Nous sommes opposés par principe à la possibilité pour des non-professionnels du droit d’exercer une activité de conseil juridique à titre accessoire.
Le texte voté par l’Assemblée nationale après l’adoption d’un amendement du Gouvernement visait à étendre le champ des activités de conseil juridique des experts-comptables en supprimant les deux conditions cumulatives prévues par l’article 22 de l’ordonnance du 19 septembre 1945, qui précise que les experts-comptables ne peuvent effectuer des études et travaux d’ordre statistique, économique, administratif ou juridique que si ces activités ne deviennent pas l’objet principal de leur cabinet – elles ne doivent représenter qu’une part accessoire de leur chiffre d’affaires –, et si elles sont accomplies au profit d’un client pour lequel ils assurent à titre principal une mission d’ordre comptable.
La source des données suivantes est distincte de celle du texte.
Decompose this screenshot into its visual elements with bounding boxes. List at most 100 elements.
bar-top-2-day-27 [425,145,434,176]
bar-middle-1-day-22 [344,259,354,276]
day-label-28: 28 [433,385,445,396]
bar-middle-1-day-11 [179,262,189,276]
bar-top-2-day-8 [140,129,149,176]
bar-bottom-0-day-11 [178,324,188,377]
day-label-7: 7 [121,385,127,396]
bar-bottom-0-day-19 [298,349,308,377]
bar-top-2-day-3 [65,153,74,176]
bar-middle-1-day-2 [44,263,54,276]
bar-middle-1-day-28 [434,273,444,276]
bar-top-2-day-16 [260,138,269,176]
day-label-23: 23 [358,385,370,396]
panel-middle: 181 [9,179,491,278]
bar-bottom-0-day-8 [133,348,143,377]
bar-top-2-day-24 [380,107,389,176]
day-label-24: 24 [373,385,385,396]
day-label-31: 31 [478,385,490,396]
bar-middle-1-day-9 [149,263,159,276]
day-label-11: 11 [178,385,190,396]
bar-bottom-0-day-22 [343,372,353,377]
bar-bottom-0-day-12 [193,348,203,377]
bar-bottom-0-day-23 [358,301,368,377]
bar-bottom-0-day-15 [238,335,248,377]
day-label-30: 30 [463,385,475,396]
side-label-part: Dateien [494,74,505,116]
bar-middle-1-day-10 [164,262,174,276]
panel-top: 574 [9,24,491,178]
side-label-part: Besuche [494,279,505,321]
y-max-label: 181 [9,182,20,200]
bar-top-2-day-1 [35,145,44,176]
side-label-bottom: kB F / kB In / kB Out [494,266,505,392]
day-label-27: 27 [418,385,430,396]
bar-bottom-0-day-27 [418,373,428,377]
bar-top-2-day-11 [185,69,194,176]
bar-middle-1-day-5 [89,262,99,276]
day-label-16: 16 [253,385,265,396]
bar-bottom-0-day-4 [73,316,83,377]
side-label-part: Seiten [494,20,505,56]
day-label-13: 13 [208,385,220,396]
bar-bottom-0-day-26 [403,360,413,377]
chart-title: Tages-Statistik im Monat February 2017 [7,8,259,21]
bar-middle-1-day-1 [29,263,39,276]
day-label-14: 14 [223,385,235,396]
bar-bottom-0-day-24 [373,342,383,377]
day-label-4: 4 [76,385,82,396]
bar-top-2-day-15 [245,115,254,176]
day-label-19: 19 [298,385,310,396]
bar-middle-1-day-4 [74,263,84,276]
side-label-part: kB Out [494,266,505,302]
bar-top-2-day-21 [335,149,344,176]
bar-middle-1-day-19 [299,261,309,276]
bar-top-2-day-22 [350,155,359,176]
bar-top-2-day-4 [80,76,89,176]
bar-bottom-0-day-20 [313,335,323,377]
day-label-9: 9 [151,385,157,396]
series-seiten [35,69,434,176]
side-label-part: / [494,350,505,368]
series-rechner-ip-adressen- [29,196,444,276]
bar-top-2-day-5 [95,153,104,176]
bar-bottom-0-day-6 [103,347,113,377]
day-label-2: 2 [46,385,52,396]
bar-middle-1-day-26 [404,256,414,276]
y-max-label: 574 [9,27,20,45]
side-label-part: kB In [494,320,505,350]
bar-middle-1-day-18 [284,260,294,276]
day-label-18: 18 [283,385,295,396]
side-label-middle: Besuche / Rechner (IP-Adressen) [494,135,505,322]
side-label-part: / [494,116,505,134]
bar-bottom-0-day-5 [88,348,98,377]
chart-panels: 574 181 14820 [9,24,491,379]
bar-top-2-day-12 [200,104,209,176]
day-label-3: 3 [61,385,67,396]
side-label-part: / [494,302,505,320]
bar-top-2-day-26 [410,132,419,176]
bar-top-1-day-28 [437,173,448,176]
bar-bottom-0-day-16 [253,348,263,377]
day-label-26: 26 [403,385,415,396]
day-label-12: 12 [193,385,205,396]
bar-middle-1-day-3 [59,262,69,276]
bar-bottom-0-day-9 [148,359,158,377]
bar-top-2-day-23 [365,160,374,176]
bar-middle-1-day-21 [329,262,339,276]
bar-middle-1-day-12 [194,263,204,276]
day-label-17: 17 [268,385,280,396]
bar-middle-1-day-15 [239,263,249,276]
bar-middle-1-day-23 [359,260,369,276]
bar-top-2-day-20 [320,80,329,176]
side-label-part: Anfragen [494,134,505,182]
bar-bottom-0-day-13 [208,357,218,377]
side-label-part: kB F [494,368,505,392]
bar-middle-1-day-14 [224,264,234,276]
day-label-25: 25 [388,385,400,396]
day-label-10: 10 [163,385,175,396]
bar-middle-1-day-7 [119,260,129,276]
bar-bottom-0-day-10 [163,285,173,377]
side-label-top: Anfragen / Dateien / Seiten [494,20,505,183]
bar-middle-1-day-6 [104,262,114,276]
La séparation entre les professions du droit et les professions du chiffre est un acquis économique et déontologique qu’il convient de préserver. L’alinéa 5, tel que réécrit par la commission spéciale du Sénat, renforce les conditions d’exercice à titre accessoire des activités de conseil juridique, mais entérine le principe d’une confusion des genres entre les deux professions. En effet, les experts-comptables sont confortés dans l’exercice des activités de conseil juridique, puisqu’il est précisé qu’ils pourront « donner des consultations, effectuer toutes études ou tous travaux d’ordre juridique, fiscal ou social et apporter, dans ces matières, leur avis devant toute autorité ou organisme public ou privé qui les y autorise ».
L’alinéa limite l’intervention des experts-comptables en dehors de leur périmètre de compétence aux entreprises dans lesquelles ils assurent déjà des missions d’ordre comptable de manière habituelle et aux études qui ont un lien avec des travaux comptables dont ils ont la charge. En revanche, il n’est plus explicitement fait mention de l’interdiction que ces missions deviennent l’activité à titre principal du cabinet ; cela constitue un assouplissement de l’ordonnance de 1945, qui avait pourtant établi un équilibre entre les deux professions.
Les experts-comptables ne sont pas des professionnels du droit ; ils n’ont aucune formation juridique. Comment justifier, dès lors, qu’ils interviennent dans un domaine qui est celui des avocats, seuls à être formés et compétents en matière de conseil juridique ? De la même manière que les avocats n’effectuent pas d’études comptables pour leurs clients, puisqu’ils ne disposent pas des compétences nécessaires, les experts-comptables ne devraient pas pouvoir concurrencer les avocats dans un domaine où ils ne sont pas experts.
Tel est le sens de notre amendement.